I have no idea how common this is, but I had it this way by default and so did a friend who I asked to check as well, so I'm not sure if what the actual default is; can you confirm which is the default?

CG said...

pretty cool way to capture the hashes, why not pass the hash at this point and dispense with the cracking?

granted cracking gets you the actual password which can be used to log in to other services like ssh but you're gonna be waiting a LONG time if they've done best practices and gotten rid of LM Hashes.

John said...

Hey Alex,

I believe this is the default setting, however its behaviour depends on whether you're domain joined or not. The Local Intranet Zone doesn't have much meaning for home users, consequently intranet sites like http://localhost are put in the Internet Zone, as is described in Dude, where’s my intranet zone?. The attack should work fine for a domain joined user.

I guess I should have clarified this, though I allude to it in my summary.

Cheers

John

John said...

CG,

You raise a very valid point, that I'm planning to address in my next post on applying this attack to Vista. It may not be feasible to crack the captured hash (e.g. NTLMv2) but we can still relay the messages.

Cheers

John

CG said...

still very cool John. are you releasing the code after BH?

Rob said...

IE 7 detects local intranet settings by default. Like John said, if you are joined to a domain then local intranet gets turned on. Another intesting behavior, which I haven't quite figured out yet, is that IE 7 turns on local intranet in VMWare images, even if it's not domain joined.
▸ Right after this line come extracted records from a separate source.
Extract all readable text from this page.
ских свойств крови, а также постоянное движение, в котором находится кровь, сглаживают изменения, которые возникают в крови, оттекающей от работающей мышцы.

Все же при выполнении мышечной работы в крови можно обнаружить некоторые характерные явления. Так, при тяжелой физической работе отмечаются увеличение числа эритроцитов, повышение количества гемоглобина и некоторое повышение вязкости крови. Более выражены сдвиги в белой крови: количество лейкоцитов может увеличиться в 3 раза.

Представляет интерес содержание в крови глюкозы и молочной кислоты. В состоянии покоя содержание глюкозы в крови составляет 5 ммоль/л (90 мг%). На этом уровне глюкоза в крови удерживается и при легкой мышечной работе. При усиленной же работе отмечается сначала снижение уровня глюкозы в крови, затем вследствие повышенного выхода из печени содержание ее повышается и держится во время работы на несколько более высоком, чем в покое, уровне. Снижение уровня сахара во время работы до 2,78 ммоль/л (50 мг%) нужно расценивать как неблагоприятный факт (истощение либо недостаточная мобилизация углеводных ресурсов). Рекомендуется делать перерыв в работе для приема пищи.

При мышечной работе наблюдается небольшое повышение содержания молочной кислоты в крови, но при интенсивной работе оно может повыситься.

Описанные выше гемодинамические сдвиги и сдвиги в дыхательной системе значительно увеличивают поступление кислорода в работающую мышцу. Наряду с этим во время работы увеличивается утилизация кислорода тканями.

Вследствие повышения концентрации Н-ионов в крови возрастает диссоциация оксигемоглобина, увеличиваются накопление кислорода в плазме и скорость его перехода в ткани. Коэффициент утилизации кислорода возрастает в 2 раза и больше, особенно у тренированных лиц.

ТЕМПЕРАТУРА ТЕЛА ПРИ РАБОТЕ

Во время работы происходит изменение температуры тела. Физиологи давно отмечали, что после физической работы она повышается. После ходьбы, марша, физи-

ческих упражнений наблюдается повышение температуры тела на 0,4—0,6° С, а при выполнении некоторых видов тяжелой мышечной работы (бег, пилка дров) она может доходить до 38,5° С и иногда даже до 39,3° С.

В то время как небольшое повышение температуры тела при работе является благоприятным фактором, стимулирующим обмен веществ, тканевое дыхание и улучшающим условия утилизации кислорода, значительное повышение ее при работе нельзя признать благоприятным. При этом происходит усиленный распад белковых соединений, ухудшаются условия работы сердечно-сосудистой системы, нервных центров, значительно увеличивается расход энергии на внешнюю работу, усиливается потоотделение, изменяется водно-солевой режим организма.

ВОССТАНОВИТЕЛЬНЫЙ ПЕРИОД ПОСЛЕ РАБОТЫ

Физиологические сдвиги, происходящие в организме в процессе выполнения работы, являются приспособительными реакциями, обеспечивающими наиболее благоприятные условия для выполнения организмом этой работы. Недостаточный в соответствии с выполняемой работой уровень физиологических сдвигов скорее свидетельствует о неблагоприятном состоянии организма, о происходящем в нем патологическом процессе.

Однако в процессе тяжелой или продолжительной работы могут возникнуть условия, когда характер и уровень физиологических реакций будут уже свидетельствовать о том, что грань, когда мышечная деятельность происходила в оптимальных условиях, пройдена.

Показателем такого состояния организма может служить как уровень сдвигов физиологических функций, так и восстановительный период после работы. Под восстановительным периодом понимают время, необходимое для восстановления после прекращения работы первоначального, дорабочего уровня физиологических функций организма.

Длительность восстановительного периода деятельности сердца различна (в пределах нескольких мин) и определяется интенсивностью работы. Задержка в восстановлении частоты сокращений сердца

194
This only happens if NAT mode is used, not bridged.

In IE 6, however, local intranet is turned on by default.

kuza55 said...

Ah, that's interesting thanks for the info :)

Very cool attack, but given MS' stance regarding vulns from intranet pages: http://blogs.technet.com/swi/archive/2008/06/05/why-there-wont-be-a-security-update-for-wkimgsrv-dll.aspx (does that remind anyone else of http://blogs.technet.com/msrc/archive/2008/03/24/update-msrc-blog-microsoft-security-advisory-950627.aspx by any chance? :p)

I'm sure there are going to be plenty of possible payloads for such a local intranet XSS.

kuza55 said...

Ugh, I can't remember what I just said, but if I wrote something about XSS on the intranet, then please ignore my short memory, I just recalled that you had some awesome Java tricks in there too. But I think my point still stands that if you can get into the intranet zone, you're probably going to have a lot of more traditional payloads to work with, even if grabbing hashes remotely is cool.